The Destruction of Antiquities and Art as Cultural Heritage


Co-hosts Sandra Svoboda and Saeed Khan are joined by a panel of guests including Wayne State University Associate Professor of Classical Languages, Literature, and Cultures Jennifer Sheridan Moss, Wayne State University Professor of Art and Art History Jefferey Abt and Curator of Near Eastern Archaeology in the Museum of Anthropological Archaeology and Professor at the University of Michigan’s department of Anthropology Henry Wright to discuss the destruction of ancient art and museums in the ongoing struggle in the middle east.

ISIS and the fighting in the middle east has already led to the destruction of many historical sites and locations, but a new video surfaced showing the militants directly destroying the statues and larger works of art in a captured museum. “cultural heritage belongs to all of us,” states Moss. The panel notes that the destruction of these artifacts is sorrowful because it removes visual and cultural history from the human record because these works cannot be truly recreated or replaced even with modern technology.

Moss brings up that it isn’t just plain vandalism though. These antiquities are invaluable as far as monetary and cultural values go, but their importance goes beyond those because they also represent cultures and societies that have had an influence on a major part of the shared human history.  ISIS is targeting monuments and achievements of an ancient society because it represents the people who made them. In a way they’re directly attacking a time and people from the past and whitewashing cultural values and proof of historical societies.

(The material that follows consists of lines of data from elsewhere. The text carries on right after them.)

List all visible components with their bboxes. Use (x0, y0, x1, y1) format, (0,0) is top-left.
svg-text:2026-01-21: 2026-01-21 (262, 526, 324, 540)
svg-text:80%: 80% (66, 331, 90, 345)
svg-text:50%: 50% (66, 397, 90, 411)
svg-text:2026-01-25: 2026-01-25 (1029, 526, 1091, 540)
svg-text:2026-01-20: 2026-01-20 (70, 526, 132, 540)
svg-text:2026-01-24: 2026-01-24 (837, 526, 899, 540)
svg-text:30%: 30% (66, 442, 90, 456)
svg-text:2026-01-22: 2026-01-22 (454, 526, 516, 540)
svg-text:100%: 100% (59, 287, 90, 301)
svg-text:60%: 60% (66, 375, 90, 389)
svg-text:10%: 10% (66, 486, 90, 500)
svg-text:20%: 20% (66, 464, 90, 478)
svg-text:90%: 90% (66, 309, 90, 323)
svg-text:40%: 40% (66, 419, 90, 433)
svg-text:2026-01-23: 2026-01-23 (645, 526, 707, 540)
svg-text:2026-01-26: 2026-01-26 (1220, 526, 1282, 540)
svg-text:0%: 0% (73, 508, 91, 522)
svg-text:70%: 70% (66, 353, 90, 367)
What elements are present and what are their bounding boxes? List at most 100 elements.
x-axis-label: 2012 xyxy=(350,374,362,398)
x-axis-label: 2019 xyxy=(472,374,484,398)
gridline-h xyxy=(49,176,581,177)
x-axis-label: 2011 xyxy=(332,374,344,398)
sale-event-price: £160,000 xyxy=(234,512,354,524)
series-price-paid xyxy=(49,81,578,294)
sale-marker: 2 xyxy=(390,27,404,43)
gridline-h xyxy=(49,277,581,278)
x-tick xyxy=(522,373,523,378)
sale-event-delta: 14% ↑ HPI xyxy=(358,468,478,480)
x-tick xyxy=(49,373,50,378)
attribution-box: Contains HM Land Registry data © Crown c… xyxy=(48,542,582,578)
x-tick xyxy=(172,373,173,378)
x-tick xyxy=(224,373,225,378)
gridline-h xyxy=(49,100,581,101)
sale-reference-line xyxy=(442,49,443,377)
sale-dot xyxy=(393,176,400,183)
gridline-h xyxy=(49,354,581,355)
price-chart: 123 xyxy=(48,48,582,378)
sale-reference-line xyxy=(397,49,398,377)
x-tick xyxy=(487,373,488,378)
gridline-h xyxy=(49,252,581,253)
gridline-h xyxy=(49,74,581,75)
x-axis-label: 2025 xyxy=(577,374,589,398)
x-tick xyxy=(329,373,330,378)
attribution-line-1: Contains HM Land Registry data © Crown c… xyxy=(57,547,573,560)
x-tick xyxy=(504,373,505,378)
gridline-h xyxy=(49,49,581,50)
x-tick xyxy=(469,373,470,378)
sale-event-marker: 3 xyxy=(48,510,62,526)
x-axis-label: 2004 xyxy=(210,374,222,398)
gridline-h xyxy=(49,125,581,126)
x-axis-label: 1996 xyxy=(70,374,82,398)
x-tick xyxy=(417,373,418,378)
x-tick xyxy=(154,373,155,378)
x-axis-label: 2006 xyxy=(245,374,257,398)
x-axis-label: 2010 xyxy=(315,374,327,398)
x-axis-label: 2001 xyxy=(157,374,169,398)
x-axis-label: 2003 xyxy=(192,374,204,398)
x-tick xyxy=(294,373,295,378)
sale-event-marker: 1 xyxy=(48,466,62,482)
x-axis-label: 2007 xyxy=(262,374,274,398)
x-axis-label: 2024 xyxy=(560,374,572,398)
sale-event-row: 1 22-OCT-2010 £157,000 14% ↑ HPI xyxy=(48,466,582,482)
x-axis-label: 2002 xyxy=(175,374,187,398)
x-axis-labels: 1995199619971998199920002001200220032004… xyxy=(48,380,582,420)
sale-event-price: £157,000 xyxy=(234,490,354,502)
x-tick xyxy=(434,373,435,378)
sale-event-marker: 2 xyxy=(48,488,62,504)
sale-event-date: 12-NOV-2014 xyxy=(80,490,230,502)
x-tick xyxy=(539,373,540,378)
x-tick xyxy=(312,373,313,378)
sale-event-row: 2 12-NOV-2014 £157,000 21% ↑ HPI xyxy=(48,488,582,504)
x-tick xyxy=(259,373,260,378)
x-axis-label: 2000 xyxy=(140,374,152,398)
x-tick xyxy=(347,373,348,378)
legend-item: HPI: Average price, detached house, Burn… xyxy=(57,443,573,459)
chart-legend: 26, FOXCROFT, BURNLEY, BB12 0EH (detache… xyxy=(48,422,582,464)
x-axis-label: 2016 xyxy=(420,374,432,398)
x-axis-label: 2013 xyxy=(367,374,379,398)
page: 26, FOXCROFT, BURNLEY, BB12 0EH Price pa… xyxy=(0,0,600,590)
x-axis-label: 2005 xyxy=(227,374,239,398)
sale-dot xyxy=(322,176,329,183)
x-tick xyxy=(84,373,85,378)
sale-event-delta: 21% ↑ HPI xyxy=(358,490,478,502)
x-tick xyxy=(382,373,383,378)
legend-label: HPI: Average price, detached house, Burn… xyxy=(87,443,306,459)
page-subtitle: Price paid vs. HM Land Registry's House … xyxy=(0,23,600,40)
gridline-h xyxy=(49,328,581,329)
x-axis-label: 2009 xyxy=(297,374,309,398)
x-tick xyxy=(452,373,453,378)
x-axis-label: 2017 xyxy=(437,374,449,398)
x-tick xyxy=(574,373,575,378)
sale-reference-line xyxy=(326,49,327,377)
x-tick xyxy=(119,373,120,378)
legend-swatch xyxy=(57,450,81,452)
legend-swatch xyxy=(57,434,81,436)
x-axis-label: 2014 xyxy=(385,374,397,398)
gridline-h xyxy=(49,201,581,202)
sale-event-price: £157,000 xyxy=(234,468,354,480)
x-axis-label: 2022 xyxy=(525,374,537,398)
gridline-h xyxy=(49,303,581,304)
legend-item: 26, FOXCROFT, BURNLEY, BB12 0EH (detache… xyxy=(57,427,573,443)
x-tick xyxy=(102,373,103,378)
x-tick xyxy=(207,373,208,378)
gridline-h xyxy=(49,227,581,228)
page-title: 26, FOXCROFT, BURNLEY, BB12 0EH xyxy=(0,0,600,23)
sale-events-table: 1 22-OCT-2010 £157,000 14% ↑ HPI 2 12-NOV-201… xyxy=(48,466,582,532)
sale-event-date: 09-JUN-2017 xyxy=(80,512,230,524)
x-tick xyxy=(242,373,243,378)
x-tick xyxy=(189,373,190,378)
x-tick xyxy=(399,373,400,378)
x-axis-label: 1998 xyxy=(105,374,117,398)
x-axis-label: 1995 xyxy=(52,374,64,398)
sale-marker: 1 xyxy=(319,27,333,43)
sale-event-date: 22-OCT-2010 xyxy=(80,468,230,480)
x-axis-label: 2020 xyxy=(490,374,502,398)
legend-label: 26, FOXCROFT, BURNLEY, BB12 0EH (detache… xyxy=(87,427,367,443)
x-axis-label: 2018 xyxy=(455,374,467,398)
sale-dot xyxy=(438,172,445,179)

They also touch upon the role of governments and the rightful place of artifacts, noting that in some situations the destruction is a price for progress while at other times governments are able to preserve artifacts by removing them. Abt mentions that “when these objects are taken out of their context it simply not the same, you have to see the landscape and see how they resided.” Museums offer a learning experience and make artifacts accessible to a more general audience by removing the art from its original context and environment, but on the other hand they also can save artifacts from being destroyed by their natural environments and keep them in tact for future study. Surely finding a way to both protect and preserve but also exhibit the history of these artifacts will always be a struggle for art historians as well as museums.